Thoughts, rants and commentary from a husband, father of five and professional web geek

How to make sure your customers will hate you forever

Posted on August 13th, 2008 in Personal Messages, Rants, Web Services

This morning I was faced with an extraordinary issue when I got to work. We had no network services to our domain name. And apparently I was the one that was supposed to know why this was.

After looking closely at what was happening, and realizing that emails had not been received to our mail server for a time, and that none of our web sites were running, and that users of our VPN were calling complaining that they could not connect to the network for some reason it dawned on my that it was time to check our domain name servers.

A quick look as it was pretty apparent that our name servers zones were completely missing. After a little more time trying to figure out what was happening, and at the same time trying to vindicate myself from savage disciplinary action due to a recent domain name transfer request that has gone horribly awry, I finally came to the conclusion that our domain name provider (and our bandwidth provider) must have gone out of business last night. They have been on their last leg for quite some time and their services have tanked considerably. I figured this was the last leg of their journey into the toilet of despair.

I was wrong.

After following their horrible excuse of a menu system on their call-in support system I got to their new domain name providers (they have sold off every one of their divisions to other companies so I was actually talking to another company). At the same time I decided to call the guy that has been not helping transfer our corporate domain. While on hold with the new company I actually made contact with our current guy. And I found out something interesting: our zone files in their DNS server were removed because of failure to pay a bill.

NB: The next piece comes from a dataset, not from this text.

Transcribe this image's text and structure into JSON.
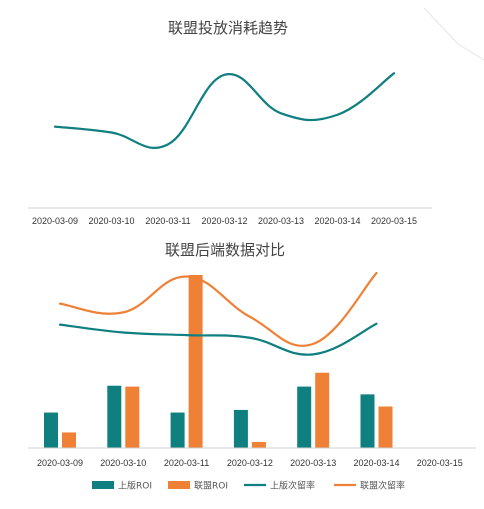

Under normal circumstances I would say that this would make perfect sense from a business standpoint. Except for a few points:

  • The amount we owed was $225. Our normal monthly bill is about $2,500.
  • The last invoice they sent us was in May. For about $2,500.
  • The last invoice was for bandwidth and domain name management services.
  • Our DNS services were terminated because of an outstanding bandwidth invoice. Bandwidth remained online.
  • They never sent a bill for the outstanding amount.
  • They never attempted to contact us for the outstanding amount.
  • They have been providers of our for more than 10 years.
  • We are their biggest account.

That said I would say their handling of this case was an epic FAIL. Worse yet, the one guy that any answers for us (one of four remaining employees with the company) had no access to their systems, billing or otherwise, and was only able to add our zone files back. He was not able to transfer calls, take payments or offer any other insight into what was happening. He couldn’t even give us the phone number of their account person so we could contact her to straighten this out.

Once my director of IT was able to actually traverse their phone support system and get in touch with the woman that handles their billing and accounting it came to light that they never did send us an invoice and that we were apparently supposed to be mind readers when it came to paying for stuff we may or may not have used.

Ultimately the situation ended with my boss receiving confirmation that he would indeed receive an invoice that he could send to the AP department here so they could pay it and get us out of hock. And after a few minutes of downtime we were back on the air.

Now I know there are lessons to learn from all of this. But I think it would have been more useful and helpful if our service providers had taken to learning those lessons before shutting down a US$100M company for a stupid $225 invoice that was, get this, only 45 days late.

Wanna keep your customers happy? Try communicating with them. It would have made all the difference in this case.